Вивея назад отшагнула, потом еще… и стена там, в лопатки жестко уперлась, остановила, боярышня по ней руками слепо зашарила!
– Я не… не… не смейте!!!
– НУ!!!
Таким тоном медведя остановить можно было, не то что девчонку малолетнюю, глупую. Вивея, словно во сне дурном, пузырек достала, боярин его к носу поднес, понюхал.
– Кажись, оно. Акимка, сбегай, покажи лекарю Козельскому. А ты, боярышня, сказывай все подробно, не таи: кто яд дал, кто подстрекал, чего хотела?
Вивея обхватила себя руками.
– Я…
– На дыбе-то все одно расскажешь, но лучше ж самой? И ноги не переломают.
Боярышня задрожала – и принялась послушно рассказывать.
И про снадобье для блеска глаз, и про гадину Заболоцкую, которая ей дорогу перешла, и про царевича… Ну ведь она бы лучше была! Почему ее понять не желают?

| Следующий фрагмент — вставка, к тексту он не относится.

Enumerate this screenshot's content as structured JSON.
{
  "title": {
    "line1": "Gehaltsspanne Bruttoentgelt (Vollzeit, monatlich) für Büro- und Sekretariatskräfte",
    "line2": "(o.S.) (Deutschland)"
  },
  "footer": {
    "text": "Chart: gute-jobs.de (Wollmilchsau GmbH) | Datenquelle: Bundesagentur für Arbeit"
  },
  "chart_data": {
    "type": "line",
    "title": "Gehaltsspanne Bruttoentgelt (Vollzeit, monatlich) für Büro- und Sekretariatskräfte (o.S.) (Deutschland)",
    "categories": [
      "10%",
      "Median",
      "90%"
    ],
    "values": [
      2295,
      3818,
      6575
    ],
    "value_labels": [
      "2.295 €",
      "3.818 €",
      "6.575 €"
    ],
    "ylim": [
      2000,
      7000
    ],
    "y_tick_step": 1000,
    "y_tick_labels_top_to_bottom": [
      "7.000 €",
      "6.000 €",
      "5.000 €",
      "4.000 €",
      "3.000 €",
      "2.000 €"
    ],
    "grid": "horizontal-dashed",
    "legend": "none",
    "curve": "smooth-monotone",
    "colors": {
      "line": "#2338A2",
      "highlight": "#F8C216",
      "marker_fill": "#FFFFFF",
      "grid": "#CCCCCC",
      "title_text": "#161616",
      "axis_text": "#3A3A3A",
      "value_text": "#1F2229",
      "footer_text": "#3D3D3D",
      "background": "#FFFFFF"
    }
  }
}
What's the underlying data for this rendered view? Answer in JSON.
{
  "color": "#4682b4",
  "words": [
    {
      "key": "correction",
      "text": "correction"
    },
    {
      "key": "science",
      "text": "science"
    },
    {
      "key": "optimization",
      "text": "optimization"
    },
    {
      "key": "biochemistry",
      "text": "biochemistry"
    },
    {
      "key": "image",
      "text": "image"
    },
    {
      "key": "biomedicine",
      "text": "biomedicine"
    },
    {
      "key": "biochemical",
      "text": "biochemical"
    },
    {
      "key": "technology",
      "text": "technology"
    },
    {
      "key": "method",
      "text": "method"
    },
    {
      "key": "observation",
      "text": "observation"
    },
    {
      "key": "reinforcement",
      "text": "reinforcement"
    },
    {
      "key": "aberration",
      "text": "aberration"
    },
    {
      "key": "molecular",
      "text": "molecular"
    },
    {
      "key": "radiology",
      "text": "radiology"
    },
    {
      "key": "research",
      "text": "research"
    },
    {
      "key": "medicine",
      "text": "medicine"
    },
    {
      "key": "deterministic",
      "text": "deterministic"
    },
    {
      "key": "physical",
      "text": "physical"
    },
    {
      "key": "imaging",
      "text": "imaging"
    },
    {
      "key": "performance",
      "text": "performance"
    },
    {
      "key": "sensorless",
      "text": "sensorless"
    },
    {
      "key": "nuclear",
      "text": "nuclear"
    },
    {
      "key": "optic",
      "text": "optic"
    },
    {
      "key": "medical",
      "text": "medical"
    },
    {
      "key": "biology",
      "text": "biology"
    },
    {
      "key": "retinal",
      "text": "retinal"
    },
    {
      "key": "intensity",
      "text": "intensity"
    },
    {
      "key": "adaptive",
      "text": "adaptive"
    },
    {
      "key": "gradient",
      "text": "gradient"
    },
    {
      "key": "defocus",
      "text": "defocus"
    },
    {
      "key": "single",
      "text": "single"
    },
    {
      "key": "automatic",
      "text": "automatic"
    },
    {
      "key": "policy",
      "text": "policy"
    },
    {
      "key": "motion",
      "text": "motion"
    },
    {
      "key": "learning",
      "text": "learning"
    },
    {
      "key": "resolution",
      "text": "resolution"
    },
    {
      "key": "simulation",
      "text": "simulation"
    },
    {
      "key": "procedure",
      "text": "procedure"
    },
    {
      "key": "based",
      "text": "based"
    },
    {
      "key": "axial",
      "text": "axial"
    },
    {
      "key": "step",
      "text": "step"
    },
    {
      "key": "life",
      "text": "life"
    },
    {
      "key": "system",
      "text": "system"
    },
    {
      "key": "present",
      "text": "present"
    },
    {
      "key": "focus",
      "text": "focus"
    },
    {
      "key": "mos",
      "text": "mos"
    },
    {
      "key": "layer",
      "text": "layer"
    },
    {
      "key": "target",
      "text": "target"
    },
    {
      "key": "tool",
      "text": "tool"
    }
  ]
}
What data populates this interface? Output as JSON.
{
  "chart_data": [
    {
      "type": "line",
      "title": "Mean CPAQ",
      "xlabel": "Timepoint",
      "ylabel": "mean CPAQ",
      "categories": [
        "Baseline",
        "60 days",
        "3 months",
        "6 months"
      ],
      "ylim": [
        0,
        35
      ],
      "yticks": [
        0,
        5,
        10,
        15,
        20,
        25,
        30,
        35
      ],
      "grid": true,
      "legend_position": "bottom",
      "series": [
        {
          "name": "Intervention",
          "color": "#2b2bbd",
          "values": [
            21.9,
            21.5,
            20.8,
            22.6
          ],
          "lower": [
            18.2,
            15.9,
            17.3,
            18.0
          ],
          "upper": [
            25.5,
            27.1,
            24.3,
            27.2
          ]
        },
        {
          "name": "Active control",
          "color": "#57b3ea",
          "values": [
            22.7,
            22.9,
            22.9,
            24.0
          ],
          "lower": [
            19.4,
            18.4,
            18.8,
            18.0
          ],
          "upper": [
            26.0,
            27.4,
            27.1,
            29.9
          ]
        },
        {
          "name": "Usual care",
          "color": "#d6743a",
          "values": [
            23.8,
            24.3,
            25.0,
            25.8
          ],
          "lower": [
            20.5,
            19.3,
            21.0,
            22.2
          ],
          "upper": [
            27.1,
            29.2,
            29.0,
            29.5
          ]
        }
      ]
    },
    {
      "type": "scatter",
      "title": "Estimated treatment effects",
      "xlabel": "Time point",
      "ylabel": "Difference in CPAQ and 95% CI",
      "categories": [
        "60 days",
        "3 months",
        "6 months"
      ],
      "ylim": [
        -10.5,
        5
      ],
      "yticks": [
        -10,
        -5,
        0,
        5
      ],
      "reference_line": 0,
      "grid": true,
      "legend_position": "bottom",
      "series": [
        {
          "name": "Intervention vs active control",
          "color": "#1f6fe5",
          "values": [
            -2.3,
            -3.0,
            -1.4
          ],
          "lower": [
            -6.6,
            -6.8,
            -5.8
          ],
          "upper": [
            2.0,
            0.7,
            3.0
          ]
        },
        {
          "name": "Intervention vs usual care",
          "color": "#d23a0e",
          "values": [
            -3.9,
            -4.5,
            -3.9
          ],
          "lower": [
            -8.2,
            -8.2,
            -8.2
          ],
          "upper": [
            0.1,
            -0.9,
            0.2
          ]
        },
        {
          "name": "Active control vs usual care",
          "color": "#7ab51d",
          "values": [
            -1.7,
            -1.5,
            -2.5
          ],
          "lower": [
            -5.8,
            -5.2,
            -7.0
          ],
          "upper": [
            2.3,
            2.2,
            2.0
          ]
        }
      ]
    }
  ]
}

Боярин слушал недолго. А потом, когда вернулся подручный с подтверждением от Козельского, кивнул подручному:
– В Приказ ее. Пусть посидит, подумает.
Пытать дуру он не собирался. Да и без того ей хорошо не будет. Камера, сырая, да с крысами, да с охапкой соломы в углу…
И кандалы тяжелые.
И татю не сахар, а уж такой вот боярышеньке изнеженной и вовсе слезы горькие. Все расскажет, и дыбы не понадобится.
* * *
Фёдор так и сидел бы в коридоре, но когда боярин Репьев к Мышкиной пожаловал, заинтересовался царевич. Комнаты боярышень, считай, друг рядом с другом, двери видно… и зачем ему мужик такой?
Что это задумал боярин?
Не любил Фёдор Василия Никитича, а все ж признавал, что есть у боярина и свои достоинства.
Неглуп он, и характер есть у него, и дело свое он знает, и Борису пуще собаки какой предан. И ежели устроил он спектакль, то неспроста это.